An excellent 10-member ensemble plays the parts of attorneys, prison inmates and childhood friends. They appear in spotlighted scenes with Brody, scattered around Arnulfo Maldonado’s nearly bare set, with Heather Gilbert’s lighting, as Yarris recounts his saga to Miles. Many of the stories are believable, others sound as if they came from the books he spends his days reading — early on he tell Miles he read 1,000 books in his first three years on death row.
Being in his cell 23 hours a day — he’s allowed one hour for exercise — he has plenty of time to read, especially since Wesley (Ephraim Sykes), the sadistic guard, refuses to allow the condemned men to talk to one another, requiring silence. Time shrinks and expands. As Yarris tells us, “in the blink of an eye 10 years are gone from your life. . . But then you look out the window and it takes all day for the sun to go down.”
The bond between Yarris and Miles deepens during their weekly meetings to the point where she vigorously works to have his case reexamined using DNA that is then available. Eventually they marry, touching only as they slide rings under the prison screen. In real life, they were assisted by The Innocence Project, a nonprofit that works to free people who are wrongly imprisoned. The organization is partnering with the production.
The play’s title is never explained. Harris is one of 13 people to be exonerated from death row; the number 13 has been considered unlucky. Maybe those are behind the name.
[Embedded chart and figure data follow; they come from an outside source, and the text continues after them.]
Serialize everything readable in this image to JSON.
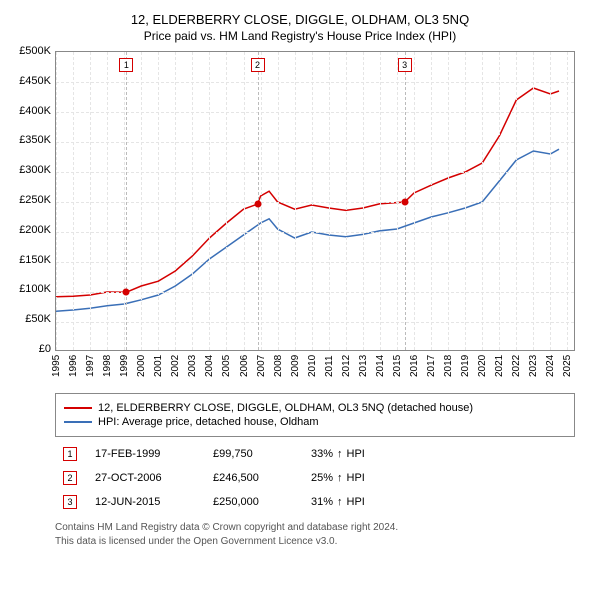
{
  "title": "12, ELDERBERRY CLOSE, DIGGLE, OLDHAM, OL3 5NQ",
  "subtitle": "Price paid vs. HM Land Registry's House Price Index (HPI)",
  "chart": {
    "type": "line",
    "background_color": "#ffffff",
    "grid_color": "#e5e5e5",
    "border_color": "#888888",
    "x": {
      "min": 1995,
      "max": 2025.5,
      "ticks": [
        1995,
        1996,
        1997,
        1998,
        1999,
        2000,
        2001,
        2002,
        2003,
        2004,
        2005,
        2006,
        2007,
        2008,
        2009,
        2010,
        2011,
        2012,
        2013,
        2014,
        2015,
        2016,
        2017,
        2018,
        2019,
        2020,
        2021,
        2022,
        2023,
        2024,
        2025
      ]
    },
    "y": {
      "min": 0,
      "max": 500000,
      "tick_step": 50000,
      "labels": [
        "£500K",
        "£450K",
        "£400K",
        "£350K",
        "£300K",
        "£250K",
        "£200K",
        "£150K",
        "£100K",
        "£50K",
        "£0"
      ]
    },
    "series": [
      {
        "name": "price_paid",
        "color": "#d40000",
        "label": "12, ELDERBERRY CLOSE, DIGGLE, OLDHAM, OL3 5NQ (detached house)",
        "points": [
          [
            1995,
            92000
          ],
          [
            1996,
            93000
          ],
          [
            1997,
            95000
          ],
          [
            1998,
            100000
          ],
          [
            1999.13,
            99750
          ],
          [
            2000,
            110000
          ],
          [
            2001,
            118000
          ],
          [
            2002,
            135000
          ],
          [
            2003,
            160000
          ],
          [
            2004,
            190000
          ],
          [
            2005,
            215000
          ],
          [
            2006,
            238000
          ],
          [
            2006.82,
            246500
          ],
          [
            2007,
            260000
          ],
          [
            2007.5,
            268000
          ],
          [
            2008,
            250000
          ],
          [
            2009,
            238000
          ],
          [
            2010,
            245000
          ],
          [
            2011,
            240000
          ],
          [
            2012,
            236000
          ],
          [
            2013,
            240000
          ],
          [
            2014,
            247000
          ],
          [
            2015.45,
            250000
          ],
          [
            2016,
            265000
          ],
          [
            2017,
            278000
          ],
          [
            2018,
            290000
          ],
          [
            2019,
            300000
          ],
          [
            2020,
            315000
          ],
          [
            2021,
            360000
          ],
          [
            2022,
            420000
          ],
          [
            2023,
            440000
          ],
          [
            2024,
            430000
          ],
          [
            2024.5,
            435000
          ]
        ]
      },
      {
        "name": "hpi",
        "color": "#3a6fb7",
        "label": "HPI: Average price, detached house, Oldham",
        "points": [
          [
            1995,
            68000
          ],
          [
            1996,
            70000
          ],
          [
            1997,
            73000
          ],
          [
            1998,
            77000
          ],
          [
            1999,
            80000
          ],
          [
            2000,
            87000
          ],
          [
            2001,
            95000
          ],
          [
            2002,
            110000
          ],
          [
            2003,
            130000
          ],
          [
            2004,
            155000
          ],
          [
            2005,
            175000
          ],
          [
            2006,
            195000
          ],
          [
            2007,
            215000
          ],
          [
            2007.5,
            222000
          ],
          [
            2008,
            205000
          ],
          [
            2009,
            190000
          ],
          [
            2010,
            200000
          ],
          [
            2011,
            195000
          ],
          [
            2012,
            192000
          ],
          [
            2013,
            196000
          ],
          [
            2014,
            202000
          ],
          [
            2015,
            205000
          ],
          [
            2016,
            215000
          ],
          [
            2017,
            225000
          ],
          [
            2018,
            232000
          ],
          [
            2019,
            240000
          ],
          [
            2020,
            250000
          ],
          [
            2021,
            285000
          ],
          [
            2022,
            320000
          ],
          [
            2023,
            335000
          ],
          [
            2024,
            330000
          ],
          [
            2024.5,
            338000
          ]
        ]
      }
    ],
    "markers": [
      {
        "n": "1",
        "x": 1999.13,
        "y": 99750,
        "color": "#d40000"
      },
      {
        "n": "2",
        "x": 2006.82,
        "y": 246500,
        "color": "#d40000"
      },
      {
        "n": "3",
        "x": 2015.45,
        "y": 250000,
        "color": "#d40000"
      }
    ]
  },
  "sales": [
    {
      "n": "1",
      "color": "#d40000",
      "date": "17-FEB-1999",
      "price": "£99,750",
      "pct": "33%",
      "arrow": "↑",
      "suffix": "HPI"
    },
    {
      "n": "2",
      "color": "#d40000",
      "date": "27-OCT-2006",
      "price": "£246,500",
      "pct": "25%",
      "arrow": "↑",
      "suffix": "HPI"
    },
    {
      "n": "3",
      "color": "#d40000",
      "date": "12-JUN-2015",
      "price": "£250,000",
      "pct": "31%",
      "arrow": "↑",
      "suffix": "HPI"
    }
  ],
  "footnote_l1": "Contains HM Land Registry data © Crown copyright and database right 2024.",
  "footnote_l2": "This data is licensed under the Open Government Licence v3.0."
}
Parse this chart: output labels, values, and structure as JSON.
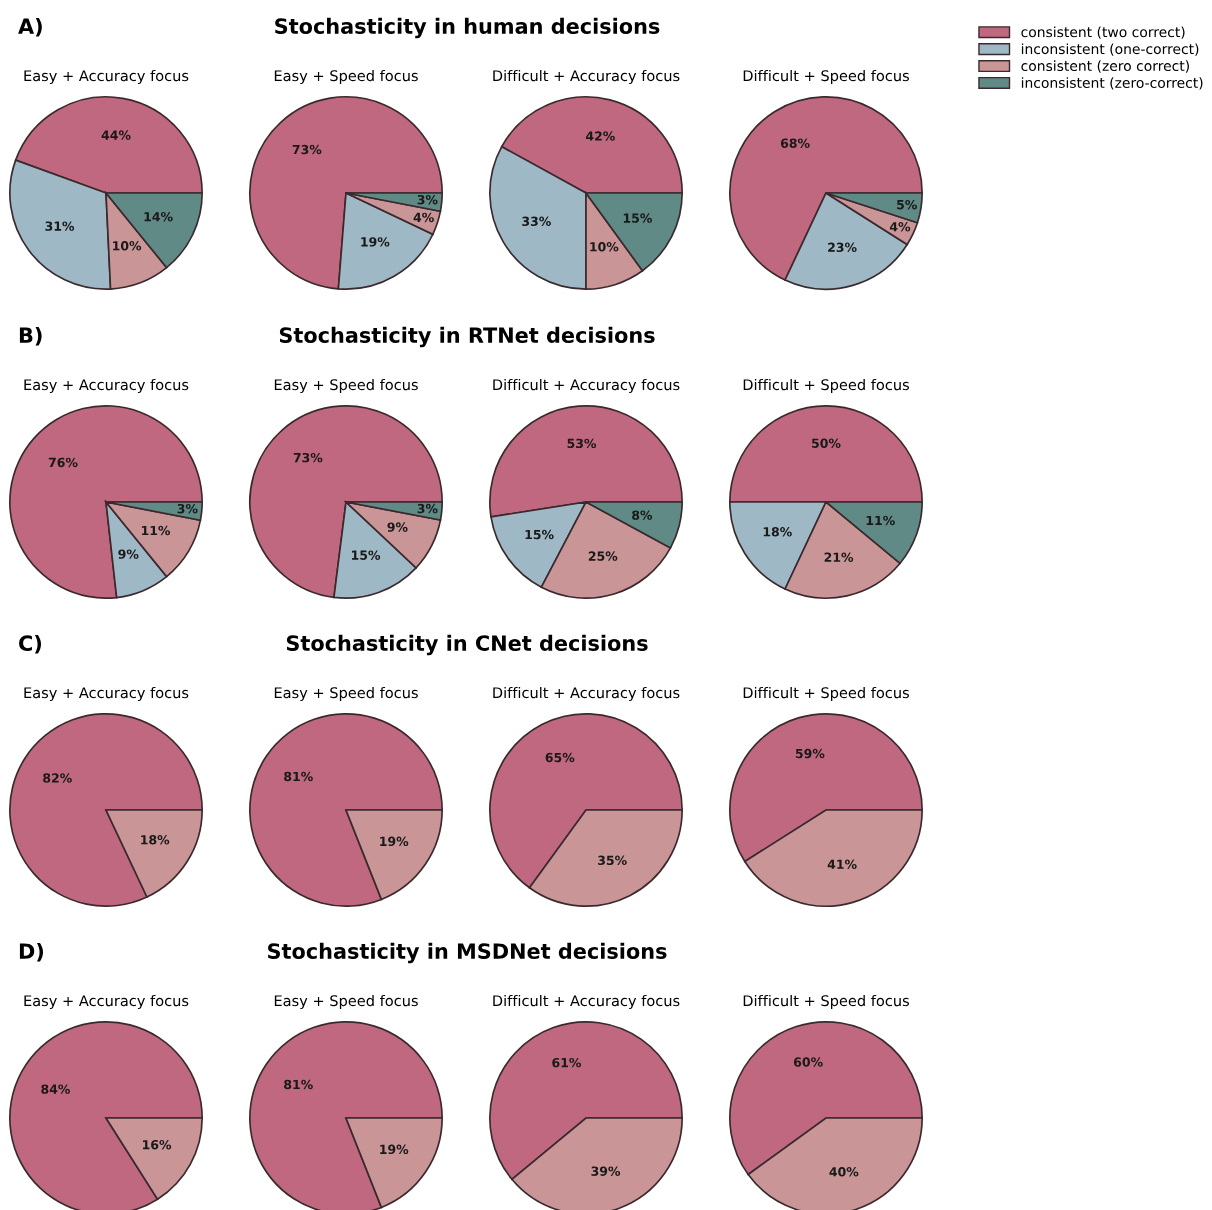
{
  "chart_data": [
    {
      "type": "pie",
      "title": "Easy + Accuracy focus",
      "annotations": [
        "A)",
        "Stochasticity in human decisions"
      ],
      "legend": "top right",
      "categories": [
        "consistent (two correct)",
        "inconsistent (one-correct)",
        "consistent (zero correct)",
        "inconsistent (zero-correct)"
      ],
      "colors": [
        "#c0687f",
        "#9fb8c6",
        "#c99597",
        "#5f8a86"
      ],
      "values": [
        44,
        31,
        10,
        14
      ],
      "value_labels": [
        "44%",
        "31%",
        "10%",
        "14%"
      ]
    },
    {
      "type": "pie",
      "title": "Easy + Speed focus",
      "colors": [
        "#c0687f",
        "#9fb8c6",
        "#c99597",
        "#5f8a86"
      ],
      "values": [
        73,
        19,
        4,
        3
      ],
      "value_labels": [
        "73%",
        "19%",
        "4%",
        "3%"
      ]
    },
    {
      "type": "pie",
      "title": "Difficult + Accuracy focus",
      "colors": [
        "#c0687f",
        "#9fb8c6",
        "#c99597",
        "#5f8a86"
      ],
      "values": [
        42,
        33,
        10,
        15
      ],
      "value_labels": [
        "42%",
        "33%",
        "10%",
        "15%"
      ]
    },
    {
      "type": "pie",
      "title": "Difficult + Speed focus",
      "colors": [
        "#c0687f",
        "#9fb8c6",
        "#c99597",
        "#5f8a86"
      ],
      "values": [
        68,
        23,
        4,
        5
      ],
      "value_labels": [
        "68%",
        "23%",
        "4%",
        "5%"
      ]
    },
    {
      "type": "pie",
      "title": "Easy + Accuracy focus",
      "annotations": [
        "B)",
        "Stochasticity in RTNet decisions"
      ],
      "colors": [
        "#c0687f",
        "#9fb8c6",
        "#c99597",
        "#5f8a86"
      ],
      "values": [
        76,
        9,
        11,
        3
      ],
      "value_labels": [
        "76%",
        "9%",
        "11%",
        "3%"
      ]
    },
    {
      "type": "pie",
      "title": "Easy + Speed focus",
      "colors": [
        "#c0687f",
        "#9fb8c6",
        "#c99597",
        "#5f8a86"
      ],
      "values": [
        73,
        15,
        9,
        3
      ],
      "value_labels": [
        "73%",
        "15%",
        "9%",
        "3%"
      ]
    },
    {
      "type": "pie",
      "title": "Difficult + Accuracy focus",
      "colors": [
        "#c0687f",
        "#9fb8c6",
        "#c99597",
        "#5f8a86"
      ],
      "values": [
        53,
        15,
        25,
        8
      ],
      "value_labels": [
        "53%",
        "15%",
        "25%",
        "8%"
      ]
    },
    {
      "type": "pie",
      "title": "Difficult + Speed focus",
      "colors": [
        "#c0687f",
        "#9fb8c6",
        "#c99597",
        "#5f8a86"
      ],
      "values": [
        50,
        18,
        21,
        11
      ],
      "value_labels": [
        "50%",
        "18%",
        "21%",
        "11%"
      ]
    },
    {
      "type": "pie",
      "title": "Easy + Accuracy focus",
      "annotations": [
        "C)",
        "Stochasticity in CNet decisions"
      ],
      "colors": [
        "#c0687f",
        "#9fb8c6",
        "#c99597",
        "#5f8a86"
      ],
      "values": [
        82,
        null,
        18,
        null
      ],
      "value_labels": [
        "82%",
        null,
        "18%",
        null
      ]
    },
    {
      "type": "pie",
      "title": "Easy + Speed focus",
      "colors": [
        "#c0687f",
        "#9fb8c6",
        "#c99597",
        "#5f8a86"
      ],
      "values": [
        81,
        null,
        19,
        null
      ],
      "value_labels": [
        "81%",
        null,
        "19%",
        null
      ]
    },
    {
      "type": "pie",
      "title": "Difficult + Accuracy focus",
      "colors": [
        "#c0687f",
        "#9fb8c6",
        "#c99597",
        "#5f8a86"
      ],
      "values": [
        65,
        null,
        35,
        null
      ],
      "value_labels": [
        "65%",
        null,
        "35%",
        null
      ]
    },
    {
      "type": "pie",
      "title": "Difficult + Speed focus",
      "colors": [
        "#c0687f",
        "#9fb8c6",
        "#c99597",
        "#5f8a86"
      ],
      "values": [
        59,
        null,
        41,
        null
      ],
      "value_labels": [
        "59%",
        null,
        "41%",
        null
      ]
    },
    {
      "type": "pie",
      "title": "Easy + Accuracy focus",
      "annotations": [
        "D)",
        "Stochasticity in MSDNet decisions"
      ],
      "colors": [
        "#c0687f",
        "#9fb8c6",
        "#c99597",
        "#5f8a86"
      ],
      "values": [
        84,
        null,
        16,
        null
      ],
      "value_labels": [
        "84%",
        null,
        "16%",
        null
      ]
    },
    {
      "type": "pie",
      "title": "Easy + Speed focus",
      "colors": [
        "#c0687f",
        "#9fb8c6",
        "#c99597",
        "#5f8a86"
      ],
      "values": [
        81,
        null,
        19,
        null
      ],
      "value_labels": [
        "81%",
        null,
        "19%",
        null
      ]
    },
    {
      "type": "pie",
      "title": "Difficult + Accuracy focus",
      "colors": [
        "#c0687f",
        "#9fb8c6",
        "#c99597",
        "#5f8a86"
      ],
      "values": [
        61,
        null,
        39,
        null
      ],
      "value_labels": [
        "61%",
        null,
        "39%",
        null
      ]
    },
    {
      "type": "pie",
      "title": "Difficult + Speed focus",
      "colors": [
        "#c0687f",
        "#9fb8c6",
        "#c99597",
        "#5f8a86"
      ],
      "values": [
        60,
        null,
        40,
        null
      ],
      "value_labels": [
        "60%",
        null,
        "40%",
        null
      ]
    }
  ]
}
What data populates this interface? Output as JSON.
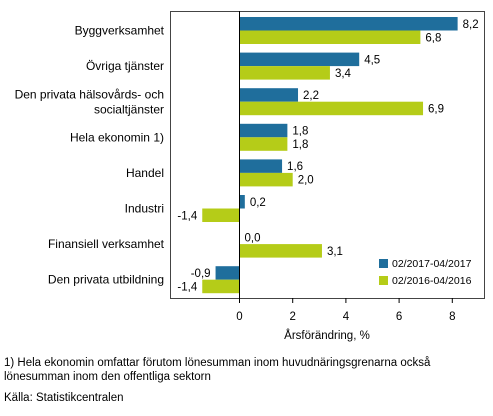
{
  "chart_data": {
    "type": "bar",
    "orientation": "horizontal",
    "categories": [
      "Byggverksamhet",
      "Övriga tjänster",
      "Den privata hälsovårds- och socialtjänster",
      "Hela ekonomin 1)",
      "Handel",
      "Industri",
      "Finansiell verksamhet",
      "Den privata utbildning"
    ],
    "category_lines": [
      [
        "Byggverksamhet"
      ],
      [
        "Övriga tjänster"
      ],
      [
        "Den privata hälsovårds- och",
        "socialtjänster"
      ],
      [
        "Hela ekonomin 1)"
      ],
      [
        "Handel"
      ],
      [
        "Industri"
      ],
      [
        "Finansiell verksamhet"
      ],
      [
        "Den privata utbildning"
      ]
    ],
    "series": [
      {
        "name": "02/2017-04/2017",
        "color": "#1f6e9c",
        "values": [
          8.2,
          4.5,
          2.2,
          1.8,
          1.6,
          0.2,
          0.0,
          -0.9
        ],
        "labels": [
          "8,2",
          "4,5",
          "2,2",
          "1,8",
          "1,6",
          "0,2",
          "0,0",
          "-0,9"
        ]
      },
      {
        "name": "02/2016-04/2016",
        "color": "#b5cc18",
        "values": [
          6.8,
          3.4,
          6.9,
          1.8,
          2.0,
          -1.4,
          3.1,
          -1.4
        ],
        "labels": [
          "6,8",
          "3,4",
          "6,9",
          "1,8",
          "2,0",
          "-1,4",
          "3,1",
          "-1,4"
        ]
      }
    ],
    "xlabel": "Årsförändring, %",
    "xlim": [
      -2.5,
      9
    ],
    "ticks": [
      0,
      2,
      4,
      6,
      8
    ],
    "tick_labels": [
      "0",
      "2",
      "4",
      "6",
      "8"
    ],
    "grid": false,
    "legend_position": "bottom-right"
  },
  "footnotes": {
    "line1": "1) Hela ekonomin omfattar förutom lönesumman inom huvudnäringsgrenarna också",
    "line2": "lönesumman inom den offentliga sektorn",
    "source": "Källa: Statistikcentralen"
  }
}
After he was exonerated in 2003 Yarris wrote several books about his experiences of fighting through that grueling process.
I have long been firmly opposed to the death penalty and have great respect for organizations like The Innocence Project but I found this play to be exhausting. The first show I saw on this topic was The Exonerated in 2000. A-list actors from stage and screen sat in a row at a table onstage and read the harrowing accounts of the xperiences of innocent people wrongly imprisoned. At the end, the real life people came and stood behind them. One man held his beautiful, happy toddler son and they looked like a Gap ad. I was in tears. The creators of the show wisely let the stories speak for themselves rather than further dramatizing them.